10. Omdat het beroep gegrond is, krijgen eisers een vergoeding van hun proceskosten. Deze kosten stelt de rechtbank op grond van het Besluit proceskosten bestuursrecht voor de door een derde beroepsmatig verleende rechtsbijstand vast op € 1.750,- (1 punt voor het indienen van het beroepschrift en 1 punt voor het verschijnen op de zitting, met een waarde per punt van € 875,- en een wegingsfactor 1).

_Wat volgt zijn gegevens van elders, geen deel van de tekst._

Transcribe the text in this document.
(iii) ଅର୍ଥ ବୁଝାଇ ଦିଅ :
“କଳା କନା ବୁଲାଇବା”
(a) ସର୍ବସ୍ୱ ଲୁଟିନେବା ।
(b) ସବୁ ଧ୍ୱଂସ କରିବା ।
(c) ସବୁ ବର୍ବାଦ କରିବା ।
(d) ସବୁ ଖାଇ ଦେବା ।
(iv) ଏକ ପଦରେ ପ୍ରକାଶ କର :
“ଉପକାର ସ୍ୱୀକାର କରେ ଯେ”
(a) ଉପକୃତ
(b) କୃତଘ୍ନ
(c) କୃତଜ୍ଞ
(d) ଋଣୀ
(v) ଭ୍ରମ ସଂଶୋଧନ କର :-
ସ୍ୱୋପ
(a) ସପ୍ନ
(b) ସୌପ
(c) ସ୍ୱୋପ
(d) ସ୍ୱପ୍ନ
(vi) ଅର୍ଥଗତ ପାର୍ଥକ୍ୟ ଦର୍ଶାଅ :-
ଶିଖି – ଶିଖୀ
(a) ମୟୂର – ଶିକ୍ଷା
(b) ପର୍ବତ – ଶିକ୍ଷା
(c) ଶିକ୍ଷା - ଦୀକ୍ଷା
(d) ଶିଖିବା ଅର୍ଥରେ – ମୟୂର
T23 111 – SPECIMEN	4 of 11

Als aan eisers een toevoeging is verleend, moet verweerder de proceskostenvergoeding betalen aan de rechtsbijstandverlener.

Beslissing

De rechtbank,
- verklaart het beroep, voor zover gericht tegen het niet-tijdig nemen van een besluit, niet-ontvankelijk;
- verklaart het beroep, voor zover gericht tegen het bestreden besluit, gegrond;
- vernietigt het bestreden besluit;
- draagt verweerder op binnen zes weken na de dag van verzending van deze uitspraak een nieuw besluit te nemen op het bezwaar met inachtneming van deze uitspraak;
-veroordeelt verweerder in de proceskosten van eisers tot een bedrag van € 1.750,-.
Deze uitspraak is gedaan door mr. L. Dolfing, rechter, in aanwezigheid van
mr. F.W. Victoor, griffier.
Deze uitspraak is in het openbaar uitgesproken en bekendgemaakt op:

Informatie over hoger beroep

Een partij die het niet eens is met deze uitspraak, kan een hogerberoepschrift sturen naar de Afdeling bestuursrechtspraak van de Raad van State waarin wordt uitgelegd waarom deze partij het niet eens is met deze uitspraak. Het hogerberoepschrift moet worden ingediend binnen vier weken na de dag waarop deze uitspraak is verzonden. Kan de indiener de behandeling van het hoger beroep niet afwachten, omdat de zaak spoed heeft, dan kan de indiener de voorzieningenrechter van de Afdeling bestuursrechtspraak van de Raad van State vragen om een voorlopige voorziening (een tijdelijke maatregel) te treffen.

Voetnoten

1.Machtiging tot voorlopig verblijf.
2.Algemene wet bestuursrecht.
3.Verdrag tot bescherming van de rechten van de mens en de fundamentele vrijheden.
4.Paragraaf B7/3.8.1 van de Vreemdelingencirculaire (Vc) 2000.
5.Europees Hof voor de Rechten van de Mens.
6.Zie bijvoorbeeld het arrest van 26 april 2007, Konstatinov tegen Nederland, nr. 16351/03, onder 52.
7.Zie bijvoorbeeld arrest van 28 juli 2020, Pormes tegen Nederland, nr. 25402/14, onder 47.
8.Zie ook paragraaf 3.4 van Werkinstructie 2020/16 van verweerder.